Android phones in Africa break the $100 price barrier
Call me biased, but I really believe that Android is the operating system of the future for smartphones. The Apple iPhone OS is not poised to take back the market share that Android is gaining because Apple products have always been destined for those who can afford them. I have heard rumors of an Android phone in the range of $100 being produced, and have been anxiously waiting for the day this would happen.
Time out... I need to explain what is meant by a $100 phone. Most of the people in the third world have to purchase their phones outright. The phone usage is prepaid, usually with scratch cards, and there is no monthly bill or contract. Most of the phone deals in the US for $100 or less require you to enslave yourself to a monthly plan for the next two years. This is not the $100 phone I am referring to. If you go to purchase that same phone outright (something the phone company is very reluctant to allow you to do), you will end up paying two to three hundred dollars more for the same unit. In the US, the cost of the phone is almost always subsidized by the carrier in order to get your juicy monthly contract.
In Kenya last week, I was able to purchase two Android phones, model Google IDEOS, for less than $100 each. Not only that, but each phone came with a free 2 Gig mini SD chip ($10) and a $12 scratch card with credit. This means that somehow, without a contract, they are delivering a fully featured Android phone for $78. Even Crazy Eddie couldn't sell at a price this insane!
For your money, this is what you get:
- Android 2.2 Froyo
- 2.8 Inch Capacitive Touch Screen Display
- 320 x 240 Screen Resolution
- 528 MHz Processor
- HSDPA 3G Compatible
- 3G Hotspot Capable
- dedicated Search, Home and Back Keys
- 3.2 Mega Pixel Primary Camera
OK, that was for the phone geeks. In terms of real world useage, this is what you can use this for practically:
- Amazon Kindle device with unlimited books
- GPS with maps
- Bible Reader
- Barcode Scanner to catalog your book, DVD, or CD collection
- Digital Camera
- MP3 player
- Portable movie player
- Internet browser
- Portable WiFi hotspot (connects your computer wirelessly to the internet via its cell data connection)
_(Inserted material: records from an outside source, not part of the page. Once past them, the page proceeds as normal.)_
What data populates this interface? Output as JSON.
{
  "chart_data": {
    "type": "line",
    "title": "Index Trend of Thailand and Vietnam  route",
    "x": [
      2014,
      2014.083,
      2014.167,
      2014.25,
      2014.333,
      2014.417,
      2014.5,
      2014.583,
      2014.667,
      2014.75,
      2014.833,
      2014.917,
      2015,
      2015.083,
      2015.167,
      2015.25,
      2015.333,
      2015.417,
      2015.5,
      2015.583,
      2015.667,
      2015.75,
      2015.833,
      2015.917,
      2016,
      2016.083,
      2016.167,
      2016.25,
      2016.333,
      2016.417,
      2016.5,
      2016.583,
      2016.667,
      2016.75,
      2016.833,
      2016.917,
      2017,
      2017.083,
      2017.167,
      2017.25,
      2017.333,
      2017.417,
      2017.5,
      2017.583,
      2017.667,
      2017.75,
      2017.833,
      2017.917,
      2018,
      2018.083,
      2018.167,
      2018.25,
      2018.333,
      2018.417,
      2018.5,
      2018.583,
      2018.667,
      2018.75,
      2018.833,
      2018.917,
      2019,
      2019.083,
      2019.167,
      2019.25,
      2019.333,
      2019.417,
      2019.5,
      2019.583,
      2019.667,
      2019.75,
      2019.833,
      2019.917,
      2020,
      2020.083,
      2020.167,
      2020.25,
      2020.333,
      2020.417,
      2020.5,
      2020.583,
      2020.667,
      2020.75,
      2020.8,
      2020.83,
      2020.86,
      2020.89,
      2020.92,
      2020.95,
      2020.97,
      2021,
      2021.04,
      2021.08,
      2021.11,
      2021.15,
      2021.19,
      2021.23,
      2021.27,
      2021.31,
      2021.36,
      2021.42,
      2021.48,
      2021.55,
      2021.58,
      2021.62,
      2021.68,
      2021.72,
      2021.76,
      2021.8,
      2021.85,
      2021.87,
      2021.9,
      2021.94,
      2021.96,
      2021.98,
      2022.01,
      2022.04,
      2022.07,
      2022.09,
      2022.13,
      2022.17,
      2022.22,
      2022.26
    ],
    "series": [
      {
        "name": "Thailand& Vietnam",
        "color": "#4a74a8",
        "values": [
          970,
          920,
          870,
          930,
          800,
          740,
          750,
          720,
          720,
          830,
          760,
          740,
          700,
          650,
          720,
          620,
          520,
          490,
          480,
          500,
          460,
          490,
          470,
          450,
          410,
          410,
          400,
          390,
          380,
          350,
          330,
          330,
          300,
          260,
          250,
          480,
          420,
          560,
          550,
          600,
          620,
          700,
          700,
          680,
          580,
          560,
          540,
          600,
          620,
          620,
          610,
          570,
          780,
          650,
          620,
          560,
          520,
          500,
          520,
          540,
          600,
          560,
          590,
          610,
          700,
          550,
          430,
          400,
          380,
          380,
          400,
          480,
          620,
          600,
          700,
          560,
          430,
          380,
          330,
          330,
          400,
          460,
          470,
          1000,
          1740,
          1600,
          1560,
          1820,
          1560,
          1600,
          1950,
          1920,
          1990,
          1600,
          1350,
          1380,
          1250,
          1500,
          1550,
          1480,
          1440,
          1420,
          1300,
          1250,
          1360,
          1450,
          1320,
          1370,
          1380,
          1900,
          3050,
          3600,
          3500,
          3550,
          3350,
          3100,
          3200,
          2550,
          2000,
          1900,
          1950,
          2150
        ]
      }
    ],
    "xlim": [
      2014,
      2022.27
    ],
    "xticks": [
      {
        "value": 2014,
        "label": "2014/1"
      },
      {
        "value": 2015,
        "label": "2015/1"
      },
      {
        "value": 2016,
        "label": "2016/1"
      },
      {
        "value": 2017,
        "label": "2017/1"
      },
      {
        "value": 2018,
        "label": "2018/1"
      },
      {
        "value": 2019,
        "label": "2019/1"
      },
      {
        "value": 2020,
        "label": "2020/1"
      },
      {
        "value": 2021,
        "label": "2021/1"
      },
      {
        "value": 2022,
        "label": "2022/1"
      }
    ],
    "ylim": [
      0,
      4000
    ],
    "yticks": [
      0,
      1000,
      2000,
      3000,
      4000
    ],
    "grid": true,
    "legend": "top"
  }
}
- Pocket calendar/dayplanner with built in reminders
- Video game console
- Digital alarm clock
- Portable voice recorder/dictation device
- Voice activated internet search
- Weather forcaster
- Read and reply to emails
- Post photos and status updates on facebook
Not everybody needs to do all these things. But the difference between a portable computer and a cell phone is disappearing rapidly. In fact, some speculate whether the cell phone will completely replace the PC. All I know is that this value has broken new ground in Africa and that it won't take long for the above features and tools are in the hands of the masses.